EVELYNE TROUILLOT : Cinq nouvelles, brèves, légères
et subtiles. Des thèmes récurrents dans notre littérature
mais charriant avec eux une charge d'émotions et de réalités
crues qui les rend toujours brûlants. C'est sans doute
ce mélange d'une écriture limpide et originale
et de thèmes violents qui donne à ce recueil de
nouvelles son charme.
[…] Par touches subtiles de
dérision, d'humour et de sensibilité, le texte
questionne et bouscule l'hypocrisie des bonnes gens, l'injustice
persistante entre le rural et l'urbain ; il s'attarde avec
délicatesse sur le conflit entre le bonheur individuel
et le destin collectif ; il frôle la désespérance
d'une mère qui, folle de douleur, ne peut qu'attendre
la mort en s'étiolant.
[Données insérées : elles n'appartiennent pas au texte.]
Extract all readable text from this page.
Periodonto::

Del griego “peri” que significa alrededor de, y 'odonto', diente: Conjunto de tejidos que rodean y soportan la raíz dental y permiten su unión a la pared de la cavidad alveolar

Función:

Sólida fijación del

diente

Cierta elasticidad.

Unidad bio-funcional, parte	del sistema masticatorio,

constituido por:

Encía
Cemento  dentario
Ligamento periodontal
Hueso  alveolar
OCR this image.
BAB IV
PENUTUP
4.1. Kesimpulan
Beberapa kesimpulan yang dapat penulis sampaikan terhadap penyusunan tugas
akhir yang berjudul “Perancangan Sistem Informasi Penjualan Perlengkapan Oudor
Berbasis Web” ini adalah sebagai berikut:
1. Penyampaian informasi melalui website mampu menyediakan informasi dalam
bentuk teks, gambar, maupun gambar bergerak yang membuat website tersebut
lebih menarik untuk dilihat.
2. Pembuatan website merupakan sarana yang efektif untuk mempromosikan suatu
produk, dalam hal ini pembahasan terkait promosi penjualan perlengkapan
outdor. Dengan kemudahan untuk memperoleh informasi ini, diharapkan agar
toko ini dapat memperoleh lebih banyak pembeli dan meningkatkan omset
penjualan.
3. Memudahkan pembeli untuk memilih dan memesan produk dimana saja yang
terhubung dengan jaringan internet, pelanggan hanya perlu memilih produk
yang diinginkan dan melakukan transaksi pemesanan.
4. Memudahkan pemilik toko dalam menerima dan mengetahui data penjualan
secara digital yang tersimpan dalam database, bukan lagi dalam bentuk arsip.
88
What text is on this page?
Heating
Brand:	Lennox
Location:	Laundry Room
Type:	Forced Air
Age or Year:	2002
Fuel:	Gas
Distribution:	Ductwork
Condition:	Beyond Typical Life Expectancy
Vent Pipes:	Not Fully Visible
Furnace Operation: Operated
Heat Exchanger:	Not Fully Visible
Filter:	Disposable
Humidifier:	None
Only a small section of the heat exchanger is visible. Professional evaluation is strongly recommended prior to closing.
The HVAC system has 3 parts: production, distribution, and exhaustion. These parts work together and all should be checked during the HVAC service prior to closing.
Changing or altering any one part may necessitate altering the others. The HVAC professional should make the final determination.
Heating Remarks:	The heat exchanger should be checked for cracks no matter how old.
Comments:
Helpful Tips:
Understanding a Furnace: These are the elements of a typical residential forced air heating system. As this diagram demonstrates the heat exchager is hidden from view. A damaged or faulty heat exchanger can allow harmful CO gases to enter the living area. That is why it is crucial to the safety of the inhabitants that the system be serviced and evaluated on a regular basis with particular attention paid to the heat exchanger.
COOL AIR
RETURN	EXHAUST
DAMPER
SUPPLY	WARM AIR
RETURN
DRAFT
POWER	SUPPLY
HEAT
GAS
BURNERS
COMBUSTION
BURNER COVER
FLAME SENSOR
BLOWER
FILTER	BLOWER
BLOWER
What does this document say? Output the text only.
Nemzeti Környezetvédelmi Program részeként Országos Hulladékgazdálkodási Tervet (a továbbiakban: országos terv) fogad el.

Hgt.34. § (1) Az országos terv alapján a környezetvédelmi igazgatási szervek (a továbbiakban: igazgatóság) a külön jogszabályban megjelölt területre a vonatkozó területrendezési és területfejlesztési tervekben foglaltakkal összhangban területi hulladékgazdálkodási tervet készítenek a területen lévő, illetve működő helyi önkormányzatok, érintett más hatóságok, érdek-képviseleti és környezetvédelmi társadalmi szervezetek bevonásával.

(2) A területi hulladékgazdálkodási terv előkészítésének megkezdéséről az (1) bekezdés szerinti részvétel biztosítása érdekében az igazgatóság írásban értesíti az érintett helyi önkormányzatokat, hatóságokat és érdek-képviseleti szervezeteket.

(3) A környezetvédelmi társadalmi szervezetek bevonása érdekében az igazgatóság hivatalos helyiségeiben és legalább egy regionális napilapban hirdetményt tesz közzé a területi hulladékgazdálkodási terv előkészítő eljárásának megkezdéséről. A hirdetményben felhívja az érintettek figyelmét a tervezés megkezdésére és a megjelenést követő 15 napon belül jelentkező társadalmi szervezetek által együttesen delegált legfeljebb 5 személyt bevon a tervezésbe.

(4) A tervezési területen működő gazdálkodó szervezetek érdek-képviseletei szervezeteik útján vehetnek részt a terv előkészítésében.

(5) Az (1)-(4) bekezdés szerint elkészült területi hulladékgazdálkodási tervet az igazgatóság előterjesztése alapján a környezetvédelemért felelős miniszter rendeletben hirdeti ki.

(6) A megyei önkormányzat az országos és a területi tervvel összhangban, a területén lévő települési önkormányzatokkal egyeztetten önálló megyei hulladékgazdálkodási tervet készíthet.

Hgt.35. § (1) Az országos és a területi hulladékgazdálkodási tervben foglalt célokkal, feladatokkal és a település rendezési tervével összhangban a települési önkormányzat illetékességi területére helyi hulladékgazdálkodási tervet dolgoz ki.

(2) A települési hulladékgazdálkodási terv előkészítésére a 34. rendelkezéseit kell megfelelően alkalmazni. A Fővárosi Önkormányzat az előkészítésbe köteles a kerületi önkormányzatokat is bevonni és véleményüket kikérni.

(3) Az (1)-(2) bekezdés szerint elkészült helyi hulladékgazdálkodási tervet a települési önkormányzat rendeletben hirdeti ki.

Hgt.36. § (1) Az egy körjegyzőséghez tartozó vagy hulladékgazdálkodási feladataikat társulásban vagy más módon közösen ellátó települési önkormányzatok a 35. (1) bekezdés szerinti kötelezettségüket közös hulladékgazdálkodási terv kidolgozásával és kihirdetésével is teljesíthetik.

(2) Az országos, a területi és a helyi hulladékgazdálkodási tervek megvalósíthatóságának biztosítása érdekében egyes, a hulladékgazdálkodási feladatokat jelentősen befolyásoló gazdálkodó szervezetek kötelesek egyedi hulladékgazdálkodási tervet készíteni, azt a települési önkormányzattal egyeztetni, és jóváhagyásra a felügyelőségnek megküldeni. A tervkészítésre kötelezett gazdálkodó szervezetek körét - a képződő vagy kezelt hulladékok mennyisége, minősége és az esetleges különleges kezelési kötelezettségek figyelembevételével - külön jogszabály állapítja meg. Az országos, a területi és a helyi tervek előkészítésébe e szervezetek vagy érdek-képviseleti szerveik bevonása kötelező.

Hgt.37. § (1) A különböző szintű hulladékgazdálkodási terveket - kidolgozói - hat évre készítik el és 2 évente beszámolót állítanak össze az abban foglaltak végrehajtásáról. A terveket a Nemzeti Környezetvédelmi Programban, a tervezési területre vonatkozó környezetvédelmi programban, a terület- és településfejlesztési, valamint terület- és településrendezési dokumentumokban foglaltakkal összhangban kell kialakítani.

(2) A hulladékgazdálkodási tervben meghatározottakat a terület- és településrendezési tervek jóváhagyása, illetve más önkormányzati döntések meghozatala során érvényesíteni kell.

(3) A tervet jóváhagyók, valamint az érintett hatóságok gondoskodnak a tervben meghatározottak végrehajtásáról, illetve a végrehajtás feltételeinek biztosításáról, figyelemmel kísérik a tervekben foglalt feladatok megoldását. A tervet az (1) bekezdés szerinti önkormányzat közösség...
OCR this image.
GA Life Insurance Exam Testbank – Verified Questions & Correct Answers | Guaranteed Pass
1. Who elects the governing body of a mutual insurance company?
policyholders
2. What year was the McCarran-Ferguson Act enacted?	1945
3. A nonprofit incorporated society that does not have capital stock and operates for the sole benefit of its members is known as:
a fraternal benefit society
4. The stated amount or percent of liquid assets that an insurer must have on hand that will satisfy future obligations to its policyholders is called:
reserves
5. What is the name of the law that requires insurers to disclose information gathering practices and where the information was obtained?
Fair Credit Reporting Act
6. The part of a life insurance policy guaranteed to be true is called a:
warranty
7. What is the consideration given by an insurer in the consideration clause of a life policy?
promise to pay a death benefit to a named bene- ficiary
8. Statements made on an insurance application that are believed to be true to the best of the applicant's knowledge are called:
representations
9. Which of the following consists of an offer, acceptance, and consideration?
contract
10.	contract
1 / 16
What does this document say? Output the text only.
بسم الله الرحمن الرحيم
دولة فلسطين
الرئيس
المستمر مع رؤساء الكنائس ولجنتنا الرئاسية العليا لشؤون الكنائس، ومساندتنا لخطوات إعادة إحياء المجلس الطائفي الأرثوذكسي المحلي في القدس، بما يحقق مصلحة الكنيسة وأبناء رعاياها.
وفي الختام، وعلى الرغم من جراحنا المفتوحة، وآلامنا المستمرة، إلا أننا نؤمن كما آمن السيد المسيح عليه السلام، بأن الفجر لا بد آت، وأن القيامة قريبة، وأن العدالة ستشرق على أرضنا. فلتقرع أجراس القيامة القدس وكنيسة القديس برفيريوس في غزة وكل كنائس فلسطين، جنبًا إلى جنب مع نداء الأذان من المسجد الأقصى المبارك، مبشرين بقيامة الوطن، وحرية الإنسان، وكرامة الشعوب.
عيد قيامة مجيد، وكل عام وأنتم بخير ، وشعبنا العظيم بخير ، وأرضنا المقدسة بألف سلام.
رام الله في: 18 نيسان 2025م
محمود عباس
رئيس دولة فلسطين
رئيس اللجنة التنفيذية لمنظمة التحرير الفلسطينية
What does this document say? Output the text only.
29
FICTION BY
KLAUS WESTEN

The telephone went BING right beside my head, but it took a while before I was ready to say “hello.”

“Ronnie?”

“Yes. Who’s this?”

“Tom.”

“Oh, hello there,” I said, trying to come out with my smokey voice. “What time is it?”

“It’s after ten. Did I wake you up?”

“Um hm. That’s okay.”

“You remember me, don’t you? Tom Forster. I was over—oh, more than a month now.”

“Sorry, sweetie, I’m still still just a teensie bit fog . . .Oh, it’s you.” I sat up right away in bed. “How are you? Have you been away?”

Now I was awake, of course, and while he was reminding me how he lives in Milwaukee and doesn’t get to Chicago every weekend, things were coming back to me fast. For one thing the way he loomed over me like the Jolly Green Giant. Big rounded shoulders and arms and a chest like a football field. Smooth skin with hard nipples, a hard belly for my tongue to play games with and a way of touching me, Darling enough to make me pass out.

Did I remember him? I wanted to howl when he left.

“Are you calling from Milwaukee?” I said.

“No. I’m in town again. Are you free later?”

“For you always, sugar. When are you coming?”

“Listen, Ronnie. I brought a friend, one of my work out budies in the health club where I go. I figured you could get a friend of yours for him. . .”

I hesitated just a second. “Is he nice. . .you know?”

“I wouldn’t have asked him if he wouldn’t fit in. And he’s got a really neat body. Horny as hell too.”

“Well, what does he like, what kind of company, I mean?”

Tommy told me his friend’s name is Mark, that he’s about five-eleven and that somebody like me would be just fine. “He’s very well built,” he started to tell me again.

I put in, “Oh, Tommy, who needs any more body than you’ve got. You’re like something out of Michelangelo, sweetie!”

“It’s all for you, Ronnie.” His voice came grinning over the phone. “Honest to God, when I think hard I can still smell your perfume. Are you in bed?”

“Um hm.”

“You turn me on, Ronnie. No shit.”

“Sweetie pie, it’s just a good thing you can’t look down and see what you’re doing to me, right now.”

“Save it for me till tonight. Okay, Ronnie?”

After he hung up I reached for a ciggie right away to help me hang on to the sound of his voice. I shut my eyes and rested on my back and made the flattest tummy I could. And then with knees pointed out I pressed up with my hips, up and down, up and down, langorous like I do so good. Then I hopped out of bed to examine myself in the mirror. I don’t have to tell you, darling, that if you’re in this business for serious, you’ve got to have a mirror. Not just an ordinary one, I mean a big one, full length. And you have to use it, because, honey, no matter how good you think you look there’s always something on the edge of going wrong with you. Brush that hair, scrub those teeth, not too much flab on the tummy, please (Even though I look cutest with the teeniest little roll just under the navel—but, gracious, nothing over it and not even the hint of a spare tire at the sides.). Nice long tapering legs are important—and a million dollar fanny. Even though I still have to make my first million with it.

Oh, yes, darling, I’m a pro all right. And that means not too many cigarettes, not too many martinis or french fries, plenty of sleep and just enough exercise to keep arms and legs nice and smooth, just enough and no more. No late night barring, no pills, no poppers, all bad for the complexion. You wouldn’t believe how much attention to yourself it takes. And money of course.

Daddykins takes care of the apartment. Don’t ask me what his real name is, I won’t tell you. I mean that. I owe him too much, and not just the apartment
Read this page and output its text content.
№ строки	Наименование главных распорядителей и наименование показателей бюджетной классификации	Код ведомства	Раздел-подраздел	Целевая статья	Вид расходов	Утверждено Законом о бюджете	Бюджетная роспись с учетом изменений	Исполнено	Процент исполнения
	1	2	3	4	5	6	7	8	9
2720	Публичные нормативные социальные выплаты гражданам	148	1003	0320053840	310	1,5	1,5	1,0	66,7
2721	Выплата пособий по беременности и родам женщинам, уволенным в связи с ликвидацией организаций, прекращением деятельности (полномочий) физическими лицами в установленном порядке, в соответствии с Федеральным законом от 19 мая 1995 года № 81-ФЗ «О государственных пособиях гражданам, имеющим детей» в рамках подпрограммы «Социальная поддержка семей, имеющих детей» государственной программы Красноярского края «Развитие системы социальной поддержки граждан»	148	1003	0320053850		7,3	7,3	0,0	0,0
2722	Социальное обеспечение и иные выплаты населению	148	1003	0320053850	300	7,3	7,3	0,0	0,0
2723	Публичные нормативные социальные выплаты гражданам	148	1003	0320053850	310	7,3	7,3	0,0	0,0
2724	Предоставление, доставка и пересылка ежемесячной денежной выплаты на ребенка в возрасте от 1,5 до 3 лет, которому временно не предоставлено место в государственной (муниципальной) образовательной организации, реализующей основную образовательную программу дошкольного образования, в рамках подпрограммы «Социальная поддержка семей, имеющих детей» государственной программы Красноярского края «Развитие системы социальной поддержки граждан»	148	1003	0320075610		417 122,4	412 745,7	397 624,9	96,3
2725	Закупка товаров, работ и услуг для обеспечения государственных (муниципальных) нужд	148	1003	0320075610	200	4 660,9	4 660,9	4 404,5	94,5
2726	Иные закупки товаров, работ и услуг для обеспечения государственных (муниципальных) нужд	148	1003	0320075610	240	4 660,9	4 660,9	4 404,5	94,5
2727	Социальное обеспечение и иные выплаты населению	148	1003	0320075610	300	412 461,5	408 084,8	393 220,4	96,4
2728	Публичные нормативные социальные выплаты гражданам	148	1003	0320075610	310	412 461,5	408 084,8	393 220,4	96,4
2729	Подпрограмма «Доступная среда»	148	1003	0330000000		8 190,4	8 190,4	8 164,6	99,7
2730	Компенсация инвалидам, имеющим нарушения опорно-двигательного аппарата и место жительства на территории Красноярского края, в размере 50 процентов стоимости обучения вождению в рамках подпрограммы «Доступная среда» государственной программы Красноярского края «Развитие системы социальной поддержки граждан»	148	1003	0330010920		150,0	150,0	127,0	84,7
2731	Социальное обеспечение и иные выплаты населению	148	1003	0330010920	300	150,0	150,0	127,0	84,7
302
Nous échappons à
la banalité car l'angle choisi pour traiter les thèmes
projette un éclairage inattendu, à la fois vif
et poignant, évitant sans peine toute mièvrerie.
Les entrées intempestives
du créole, allusions subversives à une réalité
complexe et bouleversante, donnent au recueil un cachet irrévérencieux
sans tomber pour autant dans le piège du folklorisme.
[…]
Les cinq nouvelles sont toutes
racontées à la première personne, renforçant
le caractère intimiste du texte. Le narrateur de temps
à autre fait des clins d'œil complices au lecteur, comme
pour partager avec lui sa « petite part de chaleur,
de tendresse ». Car en dépit de la violence
des textes, nous y retrouvons beaucoup de douceur et de bonheur
tout simple, beaucoup d'humour et d'humanité, comme pour
nous dire que le soleil se lèvera toujours. D'ailleurs,
au milieu de ces horreurs, viol, meurtre, avortement, agonie
et mort, douleur et angoisse, la nature est omniprésente,
dans toute sa beauté luxuriante et quotidienne, repère
solide et familier ; de même que des nombreuses références
au pouvoir des mots, nous ramènent à la littérature
et à sa magie. « Une fois pris au charme des
mots, qui peut s'en échapper ? »
[…]
Les mendiantes de soleil nous révèle une voix nouvelle,
jeune, fraîche et sensible. Pour arriver à produire
cette apparence diaphane avec une thématique aussi dure,
Cynthia Bastien a du s'engager avec passion dans l'aventure créatrice.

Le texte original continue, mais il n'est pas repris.